Radio Dialogue director Debra Mabunda said it was folly for the government to expect people to now flock towards the state media, because people did not boycott ZBC because of licences in the first place.
She said: ‘The picture is much broader than the issue of licences; the people have deeper grievances with the ZBC and it is only when they (ZBC) up their game that the people will begin to think about taking them seriously.’
Mabunda added that even if the quality of ZBC’s service was to improve it will still take a long time before the people start taking the state broadcaster seriously. ‘The ZBC lost the people’s confidence a long time ago and so that confidence cannot just be regained by scrapping licences’, said Mabunda.
In an interview with SW Radio Africa, Mabunda said while the scrapping of fees was good news for ordinary people the move raises questions as to the government’s real intention.

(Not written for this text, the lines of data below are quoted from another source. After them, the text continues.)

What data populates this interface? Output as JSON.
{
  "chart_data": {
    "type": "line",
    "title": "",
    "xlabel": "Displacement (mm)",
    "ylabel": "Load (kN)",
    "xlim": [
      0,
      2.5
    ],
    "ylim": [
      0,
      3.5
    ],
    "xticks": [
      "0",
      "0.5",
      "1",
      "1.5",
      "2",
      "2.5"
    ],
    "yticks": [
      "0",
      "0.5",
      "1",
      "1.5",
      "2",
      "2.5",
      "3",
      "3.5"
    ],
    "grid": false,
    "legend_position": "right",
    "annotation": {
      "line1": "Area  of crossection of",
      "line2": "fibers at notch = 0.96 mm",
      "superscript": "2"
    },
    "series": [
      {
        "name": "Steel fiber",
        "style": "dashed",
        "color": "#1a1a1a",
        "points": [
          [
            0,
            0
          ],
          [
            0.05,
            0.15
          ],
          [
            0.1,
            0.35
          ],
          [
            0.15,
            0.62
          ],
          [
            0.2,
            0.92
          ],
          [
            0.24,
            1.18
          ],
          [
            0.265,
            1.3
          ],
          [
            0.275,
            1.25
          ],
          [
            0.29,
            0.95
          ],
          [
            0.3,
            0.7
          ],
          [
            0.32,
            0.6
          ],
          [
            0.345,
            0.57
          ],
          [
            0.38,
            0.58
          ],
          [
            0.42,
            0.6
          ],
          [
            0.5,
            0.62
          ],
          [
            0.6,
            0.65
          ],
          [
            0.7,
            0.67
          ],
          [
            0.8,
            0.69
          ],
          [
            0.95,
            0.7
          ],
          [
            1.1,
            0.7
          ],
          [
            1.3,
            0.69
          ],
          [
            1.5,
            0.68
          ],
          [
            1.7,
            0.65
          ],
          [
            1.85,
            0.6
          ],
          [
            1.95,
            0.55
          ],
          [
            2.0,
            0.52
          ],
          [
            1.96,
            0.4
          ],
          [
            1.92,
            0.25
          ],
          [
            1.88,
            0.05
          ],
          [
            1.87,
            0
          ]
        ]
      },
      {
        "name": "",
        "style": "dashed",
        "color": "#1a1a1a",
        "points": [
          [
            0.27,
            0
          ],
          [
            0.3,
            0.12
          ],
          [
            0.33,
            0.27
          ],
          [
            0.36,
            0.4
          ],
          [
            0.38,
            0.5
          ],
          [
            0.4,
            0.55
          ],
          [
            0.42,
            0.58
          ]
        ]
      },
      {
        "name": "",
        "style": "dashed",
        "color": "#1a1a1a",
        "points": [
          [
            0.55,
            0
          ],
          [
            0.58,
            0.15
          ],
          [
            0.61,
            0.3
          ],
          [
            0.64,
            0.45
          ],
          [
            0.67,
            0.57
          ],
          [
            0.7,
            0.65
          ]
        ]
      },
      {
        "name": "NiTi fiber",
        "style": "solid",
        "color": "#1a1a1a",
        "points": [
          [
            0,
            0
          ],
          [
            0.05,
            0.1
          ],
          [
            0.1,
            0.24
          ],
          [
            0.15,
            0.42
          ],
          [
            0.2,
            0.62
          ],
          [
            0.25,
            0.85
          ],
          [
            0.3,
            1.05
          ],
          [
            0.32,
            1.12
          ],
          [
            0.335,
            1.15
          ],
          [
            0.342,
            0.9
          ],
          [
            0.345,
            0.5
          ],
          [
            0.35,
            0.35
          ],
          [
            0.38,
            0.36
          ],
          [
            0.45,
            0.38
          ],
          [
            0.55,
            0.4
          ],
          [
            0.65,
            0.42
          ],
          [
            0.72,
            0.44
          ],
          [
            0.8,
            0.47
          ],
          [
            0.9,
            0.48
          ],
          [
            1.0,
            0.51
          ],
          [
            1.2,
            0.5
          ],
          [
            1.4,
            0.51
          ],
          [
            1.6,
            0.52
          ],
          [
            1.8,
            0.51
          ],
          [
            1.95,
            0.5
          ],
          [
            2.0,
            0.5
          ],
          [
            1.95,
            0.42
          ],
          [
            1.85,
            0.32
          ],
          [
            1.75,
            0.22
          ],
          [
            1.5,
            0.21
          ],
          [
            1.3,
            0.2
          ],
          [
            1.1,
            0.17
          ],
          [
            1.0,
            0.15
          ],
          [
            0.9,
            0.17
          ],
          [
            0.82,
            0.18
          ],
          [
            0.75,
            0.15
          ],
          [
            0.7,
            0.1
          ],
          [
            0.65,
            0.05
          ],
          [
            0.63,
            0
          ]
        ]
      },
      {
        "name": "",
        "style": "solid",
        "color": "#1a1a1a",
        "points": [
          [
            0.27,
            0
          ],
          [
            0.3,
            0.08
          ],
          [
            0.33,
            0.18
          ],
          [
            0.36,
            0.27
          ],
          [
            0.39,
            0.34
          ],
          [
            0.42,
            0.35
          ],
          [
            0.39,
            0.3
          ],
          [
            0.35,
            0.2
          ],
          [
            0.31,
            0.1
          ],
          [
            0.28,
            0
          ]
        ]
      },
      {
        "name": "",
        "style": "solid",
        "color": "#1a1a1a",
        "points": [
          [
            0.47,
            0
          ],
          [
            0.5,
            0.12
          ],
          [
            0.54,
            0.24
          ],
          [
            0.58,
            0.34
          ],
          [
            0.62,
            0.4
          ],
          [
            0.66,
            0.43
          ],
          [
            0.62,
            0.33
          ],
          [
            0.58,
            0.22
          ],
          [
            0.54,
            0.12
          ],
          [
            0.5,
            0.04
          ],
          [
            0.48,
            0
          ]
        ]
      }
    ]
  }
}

She likened the move to scrap the licenses to the arbitrary decision to cancel the debts owed by the residents to local authorities, as it comes at a time when the ZBC is struggling to pay its workers and finance its programmes.
BAZ has over the years come under criticism for forcing the public to pay for the licences even when the people rely on other broadcasters, thanks to satellite dishes. Only last year MDC legislator for Harare West, Jessie Majome, took BAZ to court over the issue of licences. She argued that it was her right to boycott the licence fee because ZBC was biased against her party.